Doch so ganz wohl scheint man sich mit der Einbindung alter osteuropäischer Kernkraftwerke in das europäische Verbundnetz nicht zu fühlen. Speziell in Deutschland haben die Stromversorger mit dem Kapitel Kernkraft inzwischen weitgehend abgeschlossen und so beantwortet der deutsche Branchenverband der Versorgungswirtschschaft BDEW schon seit geraumer Zeit keine Anfragen zum Thema Kernkraft mehr, sondern verweist auf den Kerntechnik Deutschland e. V. (KernD), den Nachfolger des 1959 gegründeten Lobbyverbandes "Deutsches Atomforum e. V." (DatF).

Und so scheint es für manchen Marktbeteiligten gar nicht so nachteilig zu sein, wenn es bei der Einbindung des ukrainischen Elektrizitätssystems nicht so zügig abläuft, wie dies von der atlantischen Politik gewünscht wird. Die Ukraine muss zuerst mal in die Lage versetzt werden, das Landesnetz stabil auf der Frequenz von 50 Hertz halten zu können. Gelingt dies nicht sicher, so könnte ein instabiles ukrainische Netz nach einer Einbindung in des westeuropäische Verbundnetz dieses durchaus aus dem Gleichgewicht bringen, was bis zum allseits gefürchteten Black-Out führen könnte.

Um dieses Risiko zu vermindern, will man das ukrainische Stromnetz über verstärkte Leitungen in Richtung Ungarn, der Slowakei und Polen einbinden und sowohl die Netzeinbindung als auch die Kraftwerke auf westlichen Standard nachrüsten.

US-Politik und Kernkraftlobby versuchen sich durchzusetzen

Bevor die Einbindung ins westeuropäische Stromnetz realisiert werden kann, muss das ukrainische Netz für jeweils etwa eine Woche im Winter und im Sommer im Inselbetrieb, als ohne Anbindung an das russische oder das westeuropäische Verbundnetz betrieben werden. Das die Ukraine zwischen den beiden Testläufen wieder mit dem russischen Netz synchronisiert werden muss, lässt sich dieser Testbetrieb nur realisieren, wenn Russland diesem Prozedere zustimmt. Ob diese Zustimmung erfolgt, ist bislang keineswegs sicher.
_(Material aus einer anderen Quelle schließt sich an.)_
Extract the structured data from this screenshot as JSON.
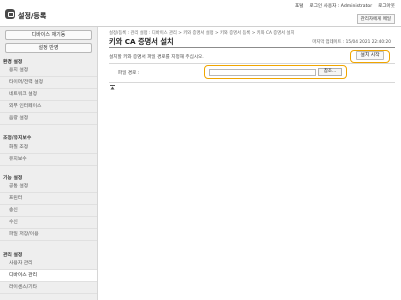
{
  "header": {
    "app_title": "설정/등록",
    "links": [
      "포털",
      "로그인 사용자 : Administrator",
      "로그아웃"
    ],
    "admin_mail": "관리자에게 메일"
  },
  "sidebar": {
    "device_status_button": "디바이스 재기동",
    "apply_settings_button": "설정 반영",
    "sections": [
      {
        "title": "환경 설정",
        "items": [
          "용지 설정",
          "타이머/전력 설정",
          "네트워크 설정",
          "외부 인터페이스",
          "음량 설정"
        ]
      },
      {
        "title": "조정/유지보수",
        "items": [
          "화질 조정",
          "유지보수"
        ]
      },
      {
        "title": "기능 설정",
        "items": [
          "공통 설정",
          "프린터",
          "송신",
          "수신",
          "파일 저장/이용"
        ]
      },
      {
        "title": "관리 설정",
        "items": [
          "사용자 관리",
          "디바이스 관리",
          "라이센스/기타"
        ]
      }
    ],
    "active_item": "디바이스 관리"
  },
  "main": {
    "breadcrumb": "설정/등록 : 관리 설정 : 디바이스 관리 > 키와 증명서 설정 > 키와 증명서 등록 > 키와 CA 증명서 설치",
    "title": "키와 CA 증명서 설치",
    "last_updated": "마지막 업데이트 : 15/04 2021 22:40:20",
    "install_button": "설치 시작",
    "description": "설치할 키와 증명서 파일 경로를 지정해 주십시오.",
    "file_path_label": "파일 경로 :",
    "file_path_value": "",
    "browse_button": "참조..."
  },
  "icons": {
    "logo": "settings-register-icon",
    "top": "scroll-to-top-icon"
  }
}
Wieviel Geld die Zusammenführung des ukrainischen Stromnetzes mit dem westeuropäischen Netz der Politik oder den westeuropäischen Strommonopolen noch wert ist, lässt sich derzeit kaum abschätzen. Zu den Protagonisten der Einbindung zählen westliche Investoren um Hans Schweickardt, den früheren Chef des Schweizer Energiekonzerns Alpiq, dessen Stern sich in der Schweiz allerdings im rapiden Sinkflug befindet und der es jetzt nochmals wissen will.

Gemeinsam mit den schwankenden Riesen, dem staatlichen französischen Energiekonzern EdF und dem kürzlich aus der Insolvenz von einem kanadischen Investor übernommenen US-Atomkonzern Westinghouse will Schweickardt 1000 Megawatt Leistung für den Stromexport nach Polen und weiter ins Baltikum mobilisieren, was der Ukraine harte Euros liefern könnte, mit welchen man die Modernisierung von Kraftwerken und Infrastruktur im Land finanzieren könnte.